Logs are structured as JSON, which makes them easy to parse and analyze. When logging, you can include additional key-value pairs to provide context.

logger.info("User logged in", user_id=123)

Code that raises an exception should log at the error level. Code that failed but is recoverable should log at the warning level. The debug level should be used to understand the flow of the program during development and debugging. The info level should be used for general information about the program's execution, such as startup, shutdown, and other important updates. critical should be used for serious errors that may prevent the satellite from continuing operation, requiring a restart.

Configuration

Configuration management in PySquared is centralized in the Config class. This class is responsible for loading, validating, and providing access to all configuration settings, which are stored in a JSON file.

Loading and Accessing Configuration

The Config class is initialized with the path to the configuration file.

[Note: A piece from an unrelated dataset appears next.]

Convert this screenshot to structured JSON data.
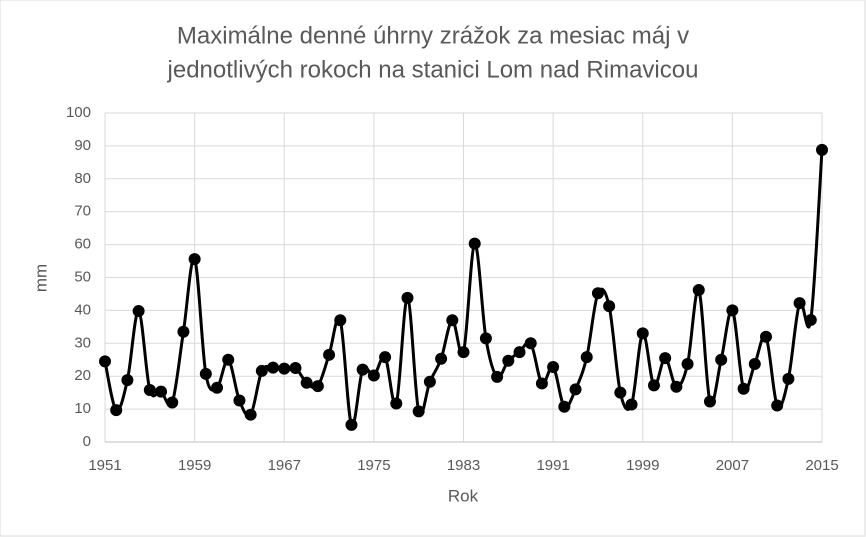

It parses the JSON and exposes the settings as attributes.

Usage:

from pysquared.config import Config

# Initialize the config with the path to your settings file
config = Config("config.json")

# Access configuration values directly
print(f"Satellite Name: {config.cubesat_name}")
print(f"Sleep Duration: {config.sleep_duration} seconds")

Updating Configuration

The update_config method allows for both temporary (in-memory) and permanent (persisted to the JSON file) changes to the configuration.

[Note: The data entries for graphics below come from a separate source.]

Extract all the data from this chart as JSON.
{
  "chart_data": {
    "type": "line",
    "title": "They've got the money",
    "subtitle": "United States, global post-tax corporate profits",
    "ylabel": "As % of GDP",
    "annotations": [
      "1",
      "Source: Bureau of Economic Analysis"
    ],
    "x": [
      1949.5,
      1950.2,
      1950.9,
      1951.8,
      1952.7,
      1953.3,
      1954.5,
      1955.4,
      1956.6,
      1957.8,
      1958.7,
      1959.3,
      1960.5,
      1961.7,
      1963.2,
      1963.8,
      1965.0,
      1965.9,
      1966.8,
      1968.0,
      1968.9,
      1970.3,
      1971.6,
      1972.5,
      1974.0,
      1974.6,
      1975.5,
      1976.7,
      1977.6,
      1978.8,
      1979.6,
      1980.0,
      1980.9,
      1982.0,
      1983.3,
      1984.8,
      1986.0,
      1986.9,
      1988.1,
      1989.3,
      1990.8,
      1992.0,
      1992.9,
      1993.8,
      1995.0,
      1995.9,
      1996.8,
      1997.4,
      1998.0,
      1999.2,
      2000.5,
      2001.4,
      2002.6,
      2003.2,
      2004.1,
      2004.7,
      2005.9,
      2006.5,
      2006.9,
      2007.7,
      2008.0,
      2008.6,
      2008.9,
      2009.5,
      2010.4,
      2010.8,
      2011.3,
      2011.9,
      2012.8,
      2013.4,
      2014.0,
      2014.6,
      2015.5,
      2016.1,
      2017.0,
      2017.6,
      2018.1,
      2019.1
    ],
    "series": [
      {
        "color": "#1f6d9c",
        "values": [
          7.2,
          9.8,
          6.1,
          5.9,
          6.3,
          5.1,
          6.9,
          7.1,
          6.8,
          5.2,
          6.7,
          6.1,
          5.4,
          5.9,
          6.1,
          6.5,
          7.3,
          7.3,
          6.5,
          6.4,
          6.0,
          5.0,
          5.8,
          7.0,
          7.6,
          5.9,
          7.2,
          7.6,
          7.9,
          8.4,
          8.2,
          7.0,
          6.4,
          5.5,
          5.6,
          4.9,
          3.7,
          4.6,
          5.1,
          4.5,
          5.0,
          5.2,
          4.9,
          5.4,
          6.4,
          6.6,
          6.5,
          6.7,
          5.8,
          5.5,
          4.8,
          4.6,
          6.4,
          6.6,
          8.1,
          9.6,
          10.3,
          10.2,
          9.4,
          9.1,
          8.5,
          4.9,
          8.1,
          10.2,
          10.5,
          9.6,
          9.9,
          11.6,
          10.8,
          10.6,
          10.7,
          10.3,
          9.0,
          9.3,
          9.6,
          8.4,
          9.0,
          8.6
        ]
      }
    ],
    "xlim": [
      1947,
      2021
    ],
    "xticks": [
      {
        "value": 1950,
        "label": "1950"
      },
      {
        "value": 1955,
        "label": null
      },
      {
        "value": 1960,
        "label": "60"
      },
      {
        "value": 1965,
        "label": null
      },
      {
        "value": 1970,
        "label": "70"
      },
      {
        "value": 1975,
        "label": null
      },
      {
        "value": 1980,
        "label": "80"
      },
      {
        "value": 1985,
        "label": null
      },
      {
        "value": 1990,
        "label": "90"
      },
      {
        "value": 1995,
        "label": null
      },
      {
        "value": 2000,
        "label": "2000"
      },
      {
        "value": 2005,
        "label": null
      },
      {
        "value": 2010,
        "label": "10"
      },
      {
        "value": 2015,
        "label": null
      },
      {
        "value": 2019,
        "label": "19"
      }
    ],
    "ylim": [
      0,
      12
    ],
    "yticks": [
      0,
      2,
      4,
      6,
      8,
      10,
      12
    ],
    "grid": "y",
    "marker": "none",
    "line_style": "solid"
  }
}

  • Temporary Updates: Changes are only applied to the Config object in memory and will be lost on restart.
  • Permanent Updates: Changes are written back to the configuration file.
# Temporarily update the sleep duration
config.update_config("sleep_duration", 120, temporary=True)

# Permanently update the satellite's name
config.update_config("cubesat_name", "PyCubed", temporary=False)

Validation

The Config class includes a validation schema to ensure that all configuration values are within expected ranges and of the correct type. Any attempt to set an invalid value will raise a TypeError or ValueError. This helps prevent runtime errors due to misconfiguration.

Radio Configuration

Radio-specific settings are managed by the RadioConfig class, which is a nested object within the main Config class.

Imports

We use relative imports for all of our modules. This allows us to easily import pysquared into downstream libraries like our board specific repos. For example, if we have a module pysquared.sensors.temperature, we can import it in another module using:

from .sensors.temperature import TemperatureSensor

Non-Volatile Memory (NVM)

We use the pysquared.nvm module to manage non-volatile memory (NVM) on the flight control board. This module provides a way to store persistent data across reboots, such as error counters and other important state information. The NVM module includes a Counter class for counting events and a Flag class for storing boolean flags.